Russian Vessel Returns to Occupied Mariupol Port To Export Ukrainian Grain
The vessel’s identification system was turned off near the port.
The Mezhdurechensk ship, which the Russians use to export grain stolen from Ukrainian farmers, has again called at the port in temporarily occupied Mariupol.
Petro Andriuschenko, an adviser to the mayor of Mariupol, announced this 27 June in a statement, the CFTS portal reports.
“The Russians continue to steal our grain by sea. The Mezhdurechensk vessel has entered the port of Mariupol again. Aboard the vessel is reinforced concrete for building fortifications, and our grain will be loaded onto it,” he said.

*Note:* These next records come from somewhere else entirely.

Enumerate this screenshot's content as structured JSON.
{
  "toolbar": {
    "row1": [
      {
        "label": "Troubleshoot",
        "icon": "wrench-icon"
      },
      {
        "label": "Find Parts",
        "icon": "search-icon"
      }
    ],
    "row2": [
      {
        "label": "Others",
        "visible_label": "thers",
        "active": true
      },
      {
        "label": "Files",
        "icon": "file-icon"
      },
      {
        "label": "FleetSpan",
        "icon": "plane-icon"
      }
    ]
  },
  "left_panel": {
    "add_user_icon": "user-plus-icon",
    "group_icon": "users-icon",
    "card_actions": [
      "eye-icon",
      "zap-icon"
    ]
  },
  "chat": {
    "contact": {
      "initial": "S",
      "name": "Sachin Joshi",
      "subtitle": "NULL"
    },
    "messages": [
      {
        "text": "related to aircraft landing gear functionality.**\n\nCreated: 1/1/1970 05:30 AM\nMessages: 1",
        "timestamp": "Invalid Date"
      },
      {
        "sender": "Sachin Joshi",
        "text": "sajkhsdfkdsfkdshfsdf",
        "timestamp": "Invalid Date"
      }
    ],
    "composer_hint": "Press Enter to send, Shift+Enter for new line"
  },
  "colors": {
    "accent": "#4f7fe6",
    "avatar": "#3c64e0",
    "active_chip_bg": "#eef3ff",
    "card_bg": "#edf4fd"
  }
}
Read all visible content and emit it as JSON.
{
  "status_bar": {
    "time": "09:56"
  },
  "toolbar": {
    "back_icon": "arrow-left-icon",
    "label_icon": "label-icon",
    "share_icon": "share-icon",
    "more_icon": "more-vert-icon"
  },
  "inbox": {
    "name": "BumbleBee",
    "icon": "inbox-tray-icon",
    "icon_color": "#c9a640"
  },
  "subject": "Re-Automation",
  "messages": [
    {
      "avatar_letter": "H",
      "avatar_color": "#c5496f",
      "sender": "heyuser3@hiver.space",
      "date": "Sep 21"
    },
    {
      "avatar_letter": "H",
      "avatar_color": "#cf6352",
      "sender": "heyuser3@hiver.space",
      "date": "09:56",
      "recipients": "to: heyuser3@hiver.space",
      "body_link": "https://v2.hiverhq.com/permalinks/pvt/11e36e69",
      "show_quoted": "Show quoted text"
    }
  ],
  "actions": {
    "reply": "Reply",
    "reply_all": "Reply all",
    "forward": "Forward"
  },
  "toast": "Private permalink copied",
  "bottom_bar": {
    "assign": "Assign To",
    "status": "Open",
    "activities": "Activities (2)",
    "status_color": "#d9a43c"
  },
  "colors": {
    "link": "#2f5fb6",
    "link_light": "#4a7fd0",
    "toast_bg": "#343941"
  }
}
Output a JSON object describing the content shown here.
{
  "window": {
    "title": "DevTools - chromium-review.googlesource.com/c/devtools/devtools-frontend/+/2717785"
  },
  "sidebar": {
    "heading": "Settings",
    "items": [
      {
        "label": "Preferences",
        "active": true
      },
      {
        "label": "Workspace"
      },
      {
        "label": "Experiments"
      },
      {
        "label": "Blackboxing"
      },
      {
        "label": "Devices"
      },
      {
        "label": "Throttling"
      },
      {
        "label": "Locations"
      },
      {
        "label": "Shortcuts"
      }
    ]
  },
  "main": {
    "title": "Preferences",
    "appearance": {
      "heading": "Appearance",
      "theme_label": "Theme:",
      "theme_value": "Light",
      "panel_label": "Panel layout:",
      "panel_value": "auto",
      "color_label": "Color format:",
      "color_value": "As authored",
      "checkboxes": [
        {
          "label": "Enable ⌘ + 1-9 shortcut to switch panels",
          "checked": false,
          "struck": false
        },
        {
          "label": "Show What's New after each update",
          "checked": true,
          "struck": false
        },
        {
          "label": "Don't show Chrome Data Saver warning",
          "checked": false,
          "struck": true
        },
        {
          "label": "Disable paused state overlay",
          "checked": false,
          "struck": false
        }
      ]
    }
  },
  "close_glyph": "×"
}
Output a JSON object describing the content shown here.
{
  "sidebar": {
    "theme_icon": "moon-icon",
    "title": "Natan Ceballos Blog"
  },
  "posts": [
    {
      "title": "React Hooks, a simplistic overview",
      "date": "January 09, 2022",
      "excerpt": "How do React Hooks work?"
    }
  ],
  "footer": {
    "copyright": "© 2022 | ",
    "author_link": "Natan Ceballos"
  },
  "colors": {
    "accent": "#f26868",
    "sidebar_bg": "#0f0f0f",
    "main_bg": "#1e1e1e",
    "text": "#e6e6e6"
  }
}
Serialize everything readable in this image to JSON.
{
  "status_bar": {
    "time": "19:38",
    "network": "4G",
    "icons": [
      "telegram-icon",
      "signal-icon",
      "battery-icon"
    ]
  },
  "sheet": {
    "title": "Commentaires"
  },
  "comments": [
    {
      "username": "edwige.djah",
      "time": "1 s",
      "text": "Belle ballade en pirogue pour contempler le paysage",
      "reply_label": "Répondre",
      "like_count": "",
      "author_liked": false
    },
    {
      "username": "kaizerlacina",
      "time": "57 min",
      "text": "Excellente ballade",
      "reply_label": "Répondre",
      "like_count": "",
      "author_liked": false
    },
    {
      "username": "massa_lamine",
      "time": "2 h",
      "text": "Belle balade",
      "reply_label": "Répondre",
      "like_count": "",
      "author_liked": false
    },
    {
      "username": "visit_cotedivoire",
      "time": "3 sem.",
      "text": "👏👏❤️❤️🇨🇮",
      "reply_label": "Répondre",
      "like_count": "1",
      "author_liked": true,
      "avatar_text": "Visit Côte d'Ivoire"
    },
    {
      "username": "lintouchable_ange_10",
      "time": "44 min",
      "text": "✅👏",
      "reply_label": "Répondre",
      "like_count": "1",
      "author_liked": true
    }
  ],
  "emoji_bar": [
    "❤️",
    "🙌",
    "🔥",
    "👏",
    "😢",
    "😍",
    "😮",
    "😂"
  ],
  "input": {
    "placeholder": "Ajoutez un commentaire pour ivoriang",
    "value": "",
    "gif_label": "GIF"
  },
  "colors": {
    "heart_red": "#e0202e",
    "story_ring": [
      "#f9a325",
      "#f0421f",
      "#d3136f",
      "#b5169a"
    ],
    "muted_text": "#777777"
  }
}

According to Andriuschenko, the vessel’s identification system was turned off near the port’s waters.
“We are counting how long it will take to load it this time. If the Russians manage to meet the deadline of one or two days, the next ship will leave with military cargo,” he said.
As the CFTS portal reported, Russia plans to turn Mariupol into a major logistics hub for exporting grain from the temporarily occupied territories in the Donetsk and Zaporizhia regions. For this, it is demolishing the railway station and rebuilding the seaport. “If they succeed in implementing their plans, they will be able to use it to export grain from the occupied territories in the Donetsk region and Zaporizhia,” Andriuschenko said in April.
As the coordination CFTS portal also reported, the Russians have illegally added the ports of Mariupol and Berdiansk to the Russian Register of Seaports and begun adding a section of the navigable waterways in the Kherson region to the “List of Internal Waterways of the Russian Federation.”